Servers list "leak"?

[scambier]

When you login on elk.zone, the app has an autocomplete feature for the server. The servers list comes from https://elk.zone/api/list-servers. I guess there are many small single-user instances in this list, with alpha software (e.g. GoToSocial), and certainly configured with less-than-ideal security settings. I feel like this is a potential targets list for attackers.

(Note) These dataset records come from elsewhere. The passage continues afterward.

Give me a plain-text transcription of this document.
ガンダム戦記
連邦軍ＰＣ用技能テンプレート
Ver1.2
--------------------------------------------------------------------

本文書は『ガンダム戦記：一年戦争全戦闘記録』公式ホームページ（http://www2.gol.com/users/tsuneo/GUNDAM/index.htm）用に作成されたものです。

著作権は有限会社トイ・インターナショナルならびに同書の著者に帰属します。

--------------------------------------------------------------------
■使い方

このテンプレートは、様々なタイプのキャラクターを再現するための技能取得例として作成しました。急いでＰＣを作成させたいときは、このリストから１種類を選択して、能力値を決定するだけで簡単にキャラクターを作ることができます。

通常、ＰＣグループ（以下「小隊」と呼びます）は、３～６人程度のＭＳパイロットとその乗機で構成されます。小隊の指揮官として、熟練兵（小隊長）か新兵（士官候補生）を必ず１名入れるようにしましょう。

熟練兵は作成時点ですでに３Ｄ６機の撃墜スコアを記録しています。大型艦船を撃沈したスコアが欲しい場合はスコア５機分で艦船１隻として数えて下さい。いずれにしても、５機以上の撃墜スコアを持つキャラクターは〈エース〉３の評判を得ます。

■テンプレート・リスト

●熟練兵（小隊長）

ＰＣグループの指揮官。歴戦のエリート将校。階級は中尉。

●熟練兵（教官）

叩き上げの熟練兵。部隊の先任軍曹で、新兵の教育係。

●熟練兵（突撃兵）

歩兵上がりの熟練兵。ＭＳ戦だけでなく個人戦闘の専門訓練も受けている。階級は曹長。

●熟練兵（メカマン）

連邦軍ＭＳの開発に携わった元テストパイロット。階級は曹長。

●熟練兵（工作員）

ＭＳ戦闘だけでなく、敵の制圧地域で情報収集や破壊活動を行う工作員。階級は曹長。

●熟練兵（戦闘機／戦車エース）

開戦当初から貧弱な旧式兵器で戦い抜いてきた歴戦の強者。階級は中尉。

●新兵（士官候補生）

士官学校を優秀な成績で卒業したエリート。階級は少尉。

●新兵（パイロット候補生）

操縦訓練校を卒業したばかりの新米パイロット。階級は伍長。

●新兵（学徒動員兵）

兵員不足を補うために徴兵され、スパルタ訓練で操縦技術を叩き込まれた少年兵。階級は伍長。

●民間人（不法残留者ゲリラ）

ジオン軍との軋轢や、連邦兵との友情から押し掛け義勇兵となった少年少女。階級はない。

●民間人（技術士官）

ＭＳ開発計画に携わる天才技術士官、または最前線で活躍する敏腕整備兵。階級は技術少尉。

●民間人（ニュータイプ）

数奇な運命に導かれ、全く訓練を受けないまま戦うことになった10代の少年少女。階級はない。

While this feature is certainly nice to have for UX and accessibility, would it be possible to not display instances until they're under a certain threshold of usage? I.e. don't publicly display an instance until there is 100 (or whatever value) logins for it, and remove it automatically when no-one has filled it for X days.

Thank you.

[Kowlin]

I've noticed this my self to. I recently starting diving into the whole fediverse, and I setup a single person instance on a url that I have not shared to the outside world, whereby I used Elk as my client of choice to interact with those instances (both a Mastodon and Gotosocial on seperate domains).

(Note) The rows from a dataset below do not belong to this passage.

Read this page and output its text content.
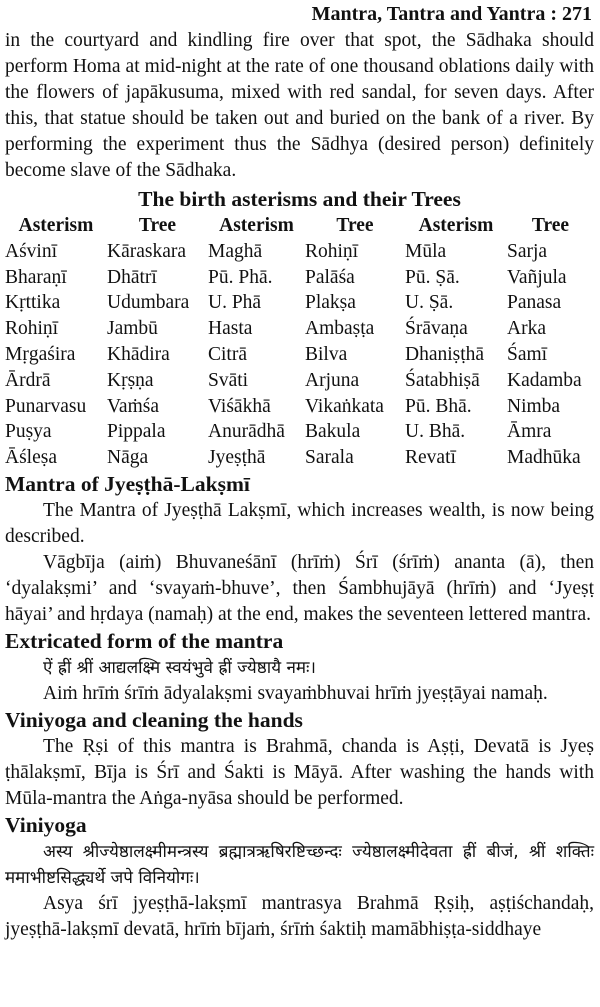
Mantra, Tantra and Yantra : 271

in the courtyard and kindling fire over that spot, the Sādhaka should perform Homa at mid-night at the rate of one thousand oblations daily with the flowers of japākusuma, mixed with red sandal, for seven days. After this, that statue should be taken out and buried on the bank of a river. By performing the experiment thus the Sādhya (desired person) definitely become slave of the Sādhaka.

The birth asterisms and their Trees
Asterism	Tree	Asterism	Tree	Asterism	Tree
Aśvinī	Kāraskara	Maghā	Rohiṇī	Mūla	Sarja
Bharaṇī	Dhātrī	Pū. Phā.	Palāśa	Pū. Ṣā.	Vañjula
Kṛttika	Udumbara	U. Phā	Plakṣa	U. Ṣā.	Panasa
Rohiṇī	Jambū	Hasta	Ambaṣṭa	Śrāvaṇa	Arka
Mṛgaśira	Khādira	Citrā	Bilva	Dhaniṣṭhā	Śamī
Ārdrā	Kṛṣṇa	Svāti	Arjuna	Śatabhiṣā	Kadamba
Punarvasu	Vaṁśa	Viśākhā	Vikaṅkata	Pū. Bhā.	Nimba
Puṣya	Pippala	Anurādhā	Bakula	U. Bhā.	Āmra
Āśleṣa	Nāga	Jyeṣṭhā	Sarala	Revatī	Madhūka
Mantra of Jyeṣṭhā-Lakṣmī

The Mantra of Jyeṣṭhā Lakṣmī, which increases wealth, is now being described.

Vāgbīja (aiṁ) Bhuvaneśānī (hrīṁ) Śrī (śrīṁ) ananta (ā), then ‘dyalakṣmi’ and ‘svayaṁ-bhuve’, then Śambhujāyā (hrīṁ) and ‘Jyeṣṭ hāyai’ and hṛdaya (namaḥ) at the end, makes the seventeen lettered mantra.

Extricated form of the mantra

ऐं ह्रीं श्रीं आद्यलक्ष्मि स्वयंभुवे ह्रीं ज्येष्ठायै नमः।

Aiṁ hrīṁ śrīṁ ādyalakṣmi svayaṁbhuvai hrīṁ jyeṣṭāyai namaḥ.

Viniyoga and cleaning the hands

The Ṛṣi of this mantra is Brahmā, chanda is Aṣṭi, Devatā is Jyeṣ ṭhālakṣmī, Bīja is Śrī and Śakti is Māyā. After washing the hands with Mūla-mantra the Aṅga-nyāsa should be performed.

Viniyoga

अस्य श्रीज्येष्ठालक्ष्मीमन्त्रस्य ब्रह्मात्रऋषिरष्टिच्छन्दः ज्येष्ठालक्ष्मीदेवता ह्रीं बीजं, श्रीं शक्तिः ममाभीष्टसिद्ध्यर्थे जपे विनियोगः।

Asya śrī jyeṣṭhā-lakṣmī mantrasya Brahmā Ṛṣiḥ, aṣṭiśchandaḥ, jyeṣṭhā-lakṣmī devatā, hrīṁ bījaṁ, śrīṁ śaktiḥ mamābhiṣṭa-siddhaye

What I've noticed that despite not deliberately sharing my instance URLs, I found my self federating with instances that weren't coming from me and other oddities such as receiving a automated email from a good actor informing me about the latest Mastodon CVE.

Which led me down the rabbithole of trying to see where my domain was being spread, and after checking the given API endpoint I can say that both of my URLs are in there. And while I cannot say with full certainty that the list caused this. It also wouldn't be far reached that a list like this already wouldn't be scraped for a list of instances that may or may not be alive.

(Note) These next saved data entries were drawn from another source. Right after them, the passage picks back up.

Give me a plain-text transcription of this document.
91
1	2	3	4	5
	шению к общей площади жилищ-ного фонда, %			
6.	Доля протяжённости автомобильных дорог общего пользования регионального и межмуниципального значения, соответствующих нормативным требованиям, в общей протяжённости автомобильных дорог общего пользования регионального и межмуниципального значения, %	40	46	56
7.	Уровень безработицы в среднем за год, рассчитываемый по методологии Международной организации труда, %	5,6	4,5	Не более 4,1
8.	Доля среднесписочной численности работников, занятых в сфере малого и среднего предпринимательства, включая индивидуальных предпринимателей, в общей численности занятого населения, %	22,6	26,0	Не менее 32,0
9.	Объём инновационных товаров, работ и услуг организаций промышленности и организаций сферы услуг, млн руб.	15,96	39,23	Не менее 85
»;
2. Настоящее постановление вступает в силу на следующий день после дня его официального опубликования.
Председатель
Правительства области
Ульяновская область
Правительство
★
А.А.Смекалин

I do think that Scambier's solution would be a better solution then we have now. While its nice to have a list of instances Elk can autofill to, I don't think it would help the end user a lot unless they are part of one of the bigger instances on the fediverse.

[scambier]

Counter-point to my own post: out of curiosity, I just checked the list of applications registered on my unused, single-user instance.
Out of the 15 items, there are at least 8 that I didn't register myself, and they were all registered... before elk.zone. Some of them even 2 or 3 days after the instance went live in November.

So, while having a ready list of instances probably makes things easier to get the url, it looks like any competent actor wouldn't need it to get the url of your "private" instance from somewhere else.